LAWS(PVC)-1916-2-176

BAKIR SAHEB AMIR SAHEB Vs. EMPEROR

Decided On February 18, 1916
BAKIR SAHEB AMIR SAHEB Appellant
V/S
EMPEROR Respondents

JUDGEMENT

(1.) The first point taken in this appeal is a question of law which arises in this way;-- The appellant, Bakir, has been convicted of making a false charge against one Aliser. The appellant had alleged that this Aliser had stolen a thousand rupee note from him. Aliser was convicted by the Magistrate in regard to this theft, but the convicton was set aside on appeal by the learned Sessions Judge. After setting aside the conviction, the Sessions Judge entered upon an inquiry for the purpose of ascertaining whether such proceedings as these should not be instituted against the then complainant, Bakir. Ultimately the Sessions Judge ordered Bakir to be committed for trial on the charge of making a false charge of theft. In the inquiry which preceded the commitment, the learned Judge took the statement of Aliser among others. Aliser has now disappeared, and his evidence could not be obtained in the Court of Session. Therefore, the learned Assistant Judge, by whom this trial was conducted, allowed upon the record the statement which Aliser had made to the Sessions Judge in the inquiry preceding the commitment of Bakir. As Aliser is a very important witness, it is desirable to decide in limine whether this admission of his earlier statement is in conformity with law or not.

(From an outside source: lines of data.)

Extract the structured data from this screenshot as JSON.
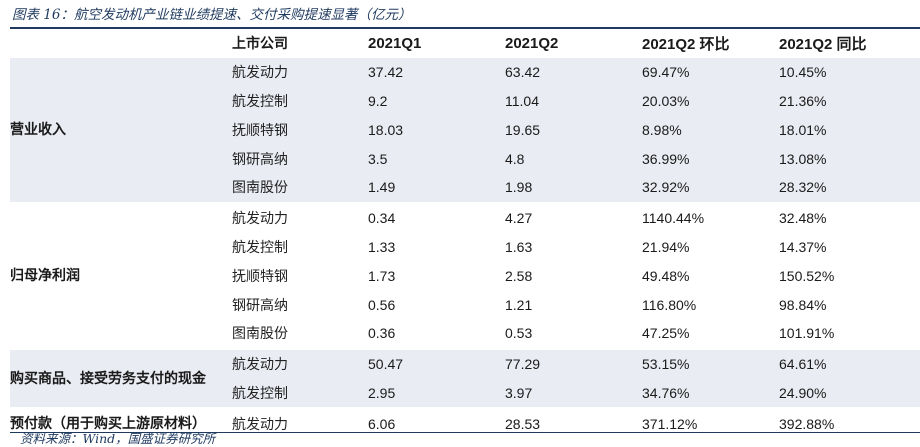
{
  "figure_title": "图表 16：航空发动机产业链业绩提速、交付采购提速显著（亿元）",
  "headers": {
    "group": "",
    "company": "上市公司",
    "q1": "2021Q1",
    "q2": "2021Q2",
    "qoq": "2021Q2 环比",
    "yoy": "2021Q2 同比"
  },
  "groups": [
    {
      "name": "营业收入",
      "rows": [
        {
          "company": "航发动力",
          "q1": "37.42",
          "q2": "63.42",
          "qoq": "69.47%",
          "yoy": "10.45%"
        },
        {
          "company": "航发控制",
          "q1": "9.2",
          "q2": "11.04",
          "qoq": "20.03%",
          "yoy": "21.36%"
        },
        {
          "company": "抚顺特钢",
          "q1": "18.03",
          "q2": "19.65",
          "qoq": "8.98%",
          "yoy": "18.01%"
        },
        {
          "company": "钢研高纳",
          "q1": "3.5",
          "q2": "4.8",
          "qoq": "36.99%",
          "yoy": "13.08%"
        },
        {
          "company": "图南股份",
          "q1": "1.49",
          "q2": "1.98",
          "qoq": "32.92%",
          "yoy": "28.32%"
        }
      ]
    },
    {
      "name": "归母净利润",
      "rows": [
        {
          "company": "航发动力",
          "q1": "0.34",
          "q2": "4.27",
          "qoq": "1140.44%",
          "yoy": "32.48%"
        },
        {
          "company": "航发控制",
          "q1": "1.33",
          "q2": "1.63",
          "qoq": "21.94%",
          "yoy": "14.37%"
        },
        {
          "company": "抚顺特钢",
          "q1": "1.73",
          "q2": "2.58",
          "qoq": "49.48%",
          "yoy": "150.52%"
        },
        {
          "company": "钢研高纳",
          "q1": "0.56",
          "q2": "1.21",
          "qoq": "116.80%",
          "yoy": "98.84%"
        },
        {
          "company": "图南股份",
          "q1": "0.36",
          "q2": "0.53",
          "qoq": "47.25%",
          "yoy": "101.91%"
        }
      ]
    },
    {
      "name": "购买商品、接受劳务支付的现金",
      "rows": [
        {
          "company": "航发动力",
          "q1": "50.47",
          "q2": "77.29",
          "qoq": "53.15%",
          "yoy": "64.61%"
        },
        {
          "company": "航发控制",
          "q1": "2.95",
          "q2": "3.97",
          "qoq": "34.76%",
          "yoy": "24.90%"
        }
      ]
    },
    {
      "name": "预付款（用于购买上游原材料）",
      "rows": [
        {
          "company": "航发动力",
          "q1": "6.06",
          "q2": "28.53",
          "qoq": "371.12%",
          "yoy": "392.88%"
        }
      ]
    }
  ],
  "source": "资料来源：Wind，国盛证券研究所"
}
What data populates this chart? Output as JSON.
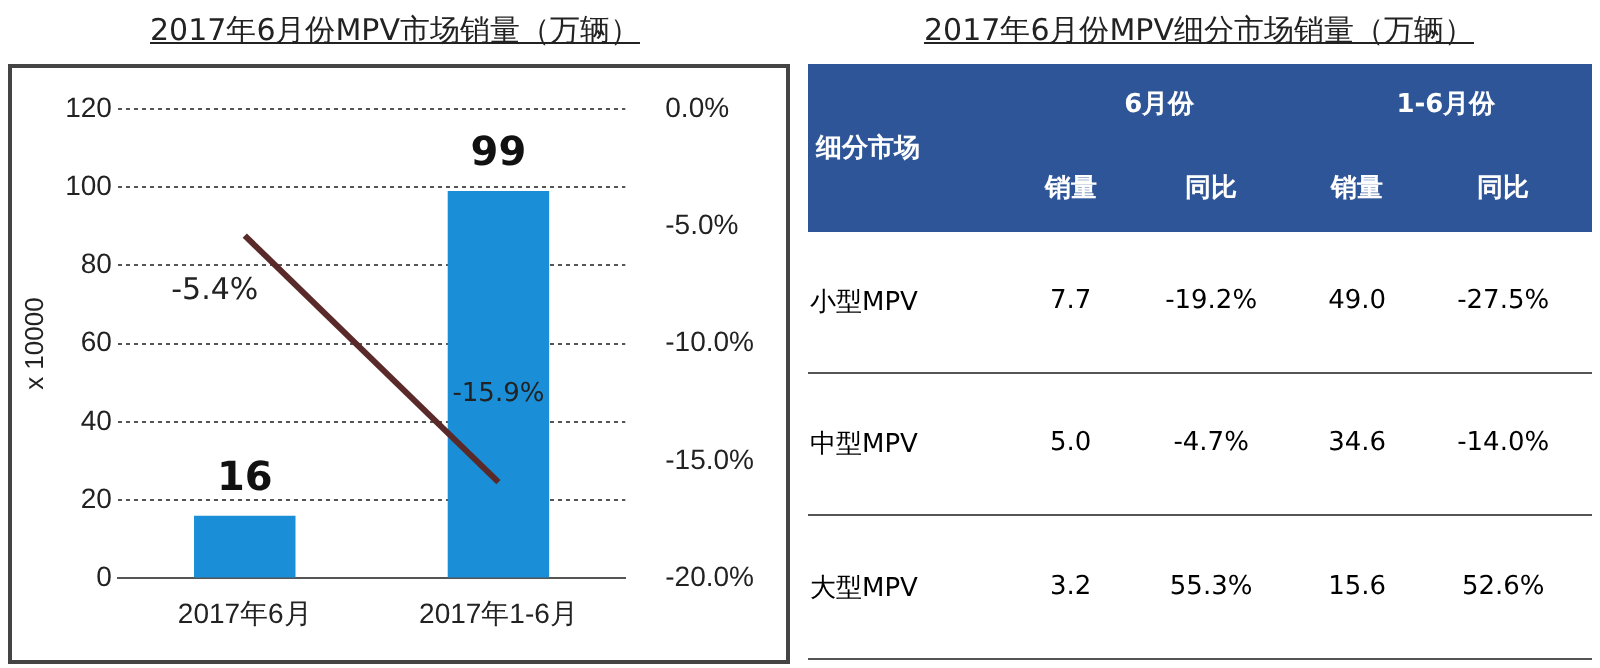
{
  "chart_data": [
    {
      "type": "bar",
      "title": "2017年6月份MPV市场销量（万辆）",
      "ylabel": "x 10000",
      "categories": [
        "2017年6月",
        "2017年1-6月"
      ],
      "series": [
        {
          "type": "bar",
          "color": "#1a8fd8",
          "values": [
            16,
            99
          ],
          "value_labels": [
            "16",
            "99"
          ]
        },
        {
          "type": "line",
          "axis": "y2",
          "color": "#5a2a2a",
          "values": [
            -5.4,
            -15.9
          ],
          "value_labels": [
            "-5.4%",
            "-15.9%"
          ]
        }
      ],
      "ylim": [
        0,
        120
      ],
      "yticks": [
        0,
        20,
        40,
        60,
        80,
        100,
        120
      ],
      "y2lim": [
        -20,
        0
      ],
      "y2ticks": [
        {
          "value": -20,
          "label": "-20.0%"
        },
        {
          "value": -15,
          "label": "-15.0%"
        },
        {
          "value": -10,
          "label": "-10.0%"
        },
        {
          "value": -5,
          "label": "-5.0%"
        },
        {
          "value": 0,
          "label": "0.0%"
        }
      ],
      "grid": "y"
    },
    {
      "type": "other",
      "title": "2017年6月份MPV细分市场销量（万辆）",
      "annotations": [
        "细分市场",
        "6月份",
        "1-6月份"
      ],
      "categories": [
        "小型MPV",
        "中型MPV",
        "大型MPV"
      ],
      "series": [
        {
          "name": "销量",
          "values": [
            7.7,
            5.0,
            3.2
          ],
          "value_labels": [
            "7.7",
            "5.0",
            "3.2"
          ]
        },
        {
          "name": "同比",
          "values": [
            -19.2,
            -4.7,
            55.3
          ],
          "value_labels": [
            "-19.2%",
            "-4.7%",
            "55.3%"
          ]
        },
        {
          "name": "销量",
          "values": [
            49.0,
            34.6,
            15.6
          ],
          "value_labels": [
            "49.0",
            "34.6",
            "15.6"
          ]
        },
        {
          "name": "同比",
          "values": [
            -27.5,
            -14.0,
            52.6
          ],
          "value_labels": [
            "-27.5%",
            "-14.0%",
            "52.6%"
          ]
        }
      ]
    }
  ]
}
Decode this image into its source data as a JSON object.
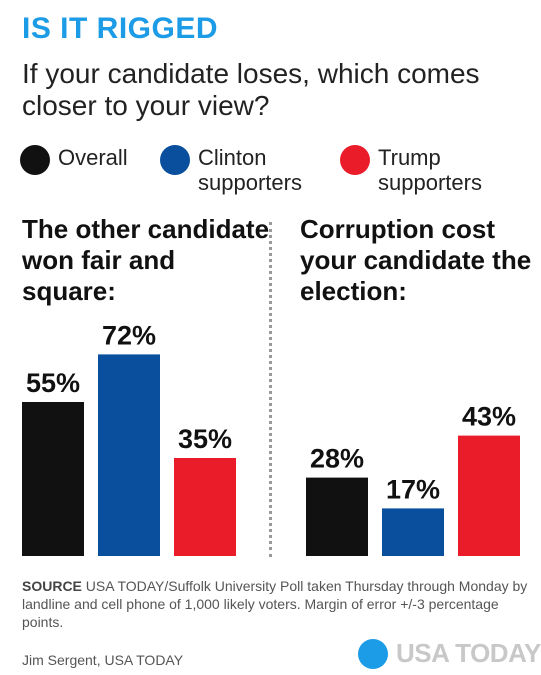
{
  "kicker": "IS IT RIGGED",
  "question": "If your candidate loses, which comes closer to your view?",
  "legend": [
    {
      "label": "Overall",
      "color": "#111111"
    },
    {
      "label": "Clinton supporters",
      "color": "#0a4f9e"
    },
    {
      "label": "Trump supporters",
      "color": "#ea1c2a"
    }
  ],
  "chart_data": [
    {
      "type": "bar",
      "title": "The other candidate won fair and square:",
      "categories": [
        "Overall",
        "Clinton supporters",
        "Trump supporters"
      ],
      "values": [
        55,
        72,
        35
      ],
      "value_labels": [
        "55%",
        "72%",
        "35%"
      ],
      "colors": [
        "#111111",
        "#0a4f9e",
        "#ea1c2a"
      ],
      "ylim": [
        0,
        100
      ],
      "unit": "%"
    },
    {
      "type": "bar",
      "title": "Corruption cost your candidate the election:",
      "categories": [
        "Overall",
        "Clinton supporters",
        "Trump supporters"
      ],
      "values": [
        28,
        17,
        43
      ],
      "value_labels": [
        "28%",
        "17%",
        "43%"
      ],
      "colors": [
        "#111111",
        "#0a4f9e",
        "#ea1c2a"
      ],
      "ylim": [
        0,
        100
      ],
      "unit": "%"
    }
  ],
  "source": {
    "label": "SOURCE",
    "text": "USA TODAY/Suffolk University Poll taken Thursday through Monday by landline and cell phone of 1,000 likely voters. Margin of error +/-3 percentage points."
  },
  "credit": "Jim Sergent, USA TODAY",
  "brand": {
    "name": "USA TODAY",
    "color": "#1c9be6"
  }
}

(2.) Mr. Binning, contending for the negative, refers to Section 33 of the Indian Evidence Act, under which alone the statementtcould be admissible: and contends that one necessary condition laid down by Section 33 is not in this case satisfied; that is to say, in this case, Mr. Binning argues that the present appellant, Bakir, had not the right to cross-examine Aliser in the inquiry before the Sessions Judge. Admittedly, unless Bakir had that right, Aliser s previous statement, which has gone upon the record, must be excluded. In my opinion Mr. Binning s objection is well founded.

(3.) Some attempt was made to suggest that the inquiry held by the learned Sessions Judge might be attributed to Section 477 of the Criminal Procedure Code, so that the preceding inquiry should be regarded as a proceeding resulting in commitment with the result that all the usual requirements which are needed in inquiries terminating in a commitment should be observed. It appears to me, however, impossible to ascribe the inquiry to any section but Section 476. That is the section which the learned Sessions Judge himself quotes, and that section authorizes precisely the kind of inquiry which this is. Section 477, moreover, makes no reference to any inquiry at all. If, then, the inquiry must be held to have been made under Section 4(76, it seems to me that the appellant, Bakir, had no right to cross-examine the then witness, Aliser. Certainly no such right is conferred by the section. Indeed, the section goes so far as to say that the inquiry is merely discretionary, for it may or may not be made; in other words, it was perfectly competent to the Sessions Judge to make the order which he finally did make without taking any evidence at all; and if he chose to take evidence, it appears to me that it was entirely within his discretion to say when and where that evidence should stop. I regard Section 476 as giving the widest discretionary powers to the criminal Court and as deliberately refraining from imposing any special formalities to hamper the discretion of the Court. The wisdom of that is obvious, because it is clear that grave danger of prejudice would be incurred if the informal inquiry contemplated in Section 476 were to be expanded and formalized into an investigation which would be practically a trial.